The TPNW—a turning point in human history
The second issue of concern on which I would like to offer specific proposals is the prohibition and abolition of nuclear weapons.
Removing the grave danger posed by these weapons is at the heart of both the Treaty on the Non-Proliferation of Nuclear Weapons (NPT), which entered into force in 1970, and the TPNW, which just entered into force this month.
The entry into force of the TPNW marks the start of an era in which the continued existence of nuclear weapons on Earth has been stipulated as unacceptable by a legally binding instrument.
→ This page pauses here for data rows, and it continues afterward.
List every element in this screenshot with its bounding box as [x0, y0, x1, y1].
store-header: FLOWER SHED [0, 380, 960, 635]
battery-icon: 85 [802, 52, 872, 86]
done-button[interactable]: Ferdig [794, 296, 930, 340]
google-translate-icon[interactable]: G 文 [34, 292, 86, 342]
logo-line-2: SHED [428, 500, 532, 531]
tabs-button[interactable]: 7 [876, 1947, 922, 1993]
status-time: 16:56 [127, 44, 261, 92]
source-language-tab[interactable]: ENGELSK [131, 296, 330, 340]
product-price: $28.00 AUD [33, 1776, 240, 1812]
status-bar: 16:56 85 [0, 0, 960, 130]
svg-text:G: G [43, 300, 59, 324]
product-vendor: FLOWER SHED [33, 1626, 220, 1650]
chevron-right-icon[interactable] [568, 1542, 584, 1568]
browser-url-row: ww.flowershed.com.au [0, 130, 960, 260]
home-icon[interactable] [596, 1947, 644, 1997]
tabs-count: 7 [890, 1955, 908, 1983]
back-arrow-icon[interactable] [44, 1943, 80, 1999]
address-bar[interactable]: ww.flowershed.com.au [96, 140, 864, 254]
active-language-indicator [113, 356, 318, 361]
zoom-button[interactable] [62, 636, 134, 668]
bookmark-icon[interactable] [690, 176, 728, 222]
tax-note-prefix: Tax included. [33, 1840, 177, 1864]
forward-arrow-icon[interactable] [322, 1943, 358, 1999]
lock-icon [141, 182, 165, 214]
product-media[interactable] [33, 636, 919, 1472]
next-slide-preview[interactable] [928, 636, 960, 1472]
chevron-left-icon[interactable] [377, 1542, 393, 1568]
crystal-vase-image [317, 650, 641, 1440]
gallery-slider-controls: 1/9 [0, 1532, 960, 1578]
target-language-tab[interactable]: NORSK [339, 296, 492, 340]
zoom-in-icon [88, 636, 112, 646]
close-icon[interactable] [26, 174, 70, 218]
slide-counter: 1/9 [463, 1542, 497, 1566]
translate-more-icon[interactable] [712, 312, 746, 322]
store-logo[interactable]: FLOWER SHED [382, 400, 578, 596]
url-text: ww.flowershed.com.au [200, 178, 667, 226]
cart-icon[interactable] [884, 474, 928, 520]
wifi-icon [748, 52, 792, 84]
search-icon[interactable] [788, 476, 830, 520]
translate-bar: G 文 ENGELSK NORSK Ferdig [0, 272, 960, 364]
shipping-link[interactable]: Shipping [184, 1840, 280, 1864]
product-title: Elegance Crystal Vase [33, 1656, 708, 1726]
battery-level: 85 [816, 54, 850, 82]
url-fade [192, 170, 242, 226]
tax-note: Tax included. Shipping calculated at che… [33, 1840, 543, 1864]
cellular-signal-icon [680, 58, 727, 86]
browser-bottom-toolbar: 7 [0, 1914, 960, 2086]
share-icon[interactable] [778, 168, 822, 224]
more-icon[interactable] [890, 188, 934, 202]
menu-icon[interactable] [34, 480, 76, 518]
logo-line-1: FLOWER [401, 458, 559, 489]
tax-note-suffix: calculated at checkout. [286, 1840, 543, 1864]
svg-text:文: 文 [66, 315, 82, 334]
Attention now focuses on the first meeting of States Parties of the TPNW. Since any state is welcome to attend, a major focus will be on how to involve as many nuclear-weapon and nuclear-dependent states as possible in the deliberations. As the only country in the world to have experienced a nuclear attack in wartime, Japan should pave the way for the nuclear-dependent states by announcing its intention to participate.
Further, I would like to propose that a forum for discussing the relationship between nuclear weapons and the Sustainable Development Goals (SDGs) be held during the first meeting of States Parties. The theme of nuclear weapons and the SDGs can thus be positioned as an issue concerning all states and serve as the impetus to engage as many nuclear-weapon and nuclear-dependent states as possible.
I would also like to make two proposals to the NPT Review Conference scheduled for August this year: that there be a discussion on the true meaning of security in light of crises such as climate change and the pandemic; and that the final document include a pledge of non-use of nuclear weapons and a pledge to freeze all nuclear-weapon development in the lead-up to the 2025 Review Conference.
The TPNW opens a path for a nuclear-weapon state to become a State Party by submitting a plan for the elimination of its nuclear-weapon program. Such participation by nuclear-dependent and nuclear-weapon states in the TPNW could be facilitated under the NPT regime through embarking on multilateral negotiations on nuclear disarmament undergirded by pledges of non-use and a freeze on nuclear-weapon development. I call for efforts to link the operation of these two treaties in ways that will put us on the path to ending the nuclear age.
Rebuilding life in a post-COVID world
The third issue area where I would like to offer proposals pertains to the reconstruction of economies and lives disrupted by the COVID-19 emergency.
The magnitude of the COVID-19 economic shock has thrown many millions of people into financial devastation. This has driven home the urgency of strengthening access to social protection systems, a goal also supported by the members of the Organisation for Economic Co-operation and Development (OECD).
I hope that OECD members will take the lead in efforts to realize all SDG targets related to ensuring universal social protection measures. I also hope that they will work together to establish and implement global policy standards for rebuilding economies and livelihoods devastated by the COVID-19 crisis. One direction this could take is the development of new industries and the creation of job opportunities through transition to a green economy, scaling back military spending and allocating the resources saved to strengthening social protection systems.
Further, OECD members have a significant role to play in enacting ambitious policies that enhance social resilience. We are living in an era in which we need to adopt a comprehensive and simultaneous “multi-hazard approach” to threats and challenges, with a clear understanding of the systemic nature of risk, as advocated by the UN Office for Disaster Risk Reduction.
Drawing upon the network of collaborative relations we have developed to date, as part of civil society, the SGI is wholeheartedly committed to working toward 2030 with like-minded people and organizations to accelerate the achievement of the SDGs and to realize a global society of peace and humane values.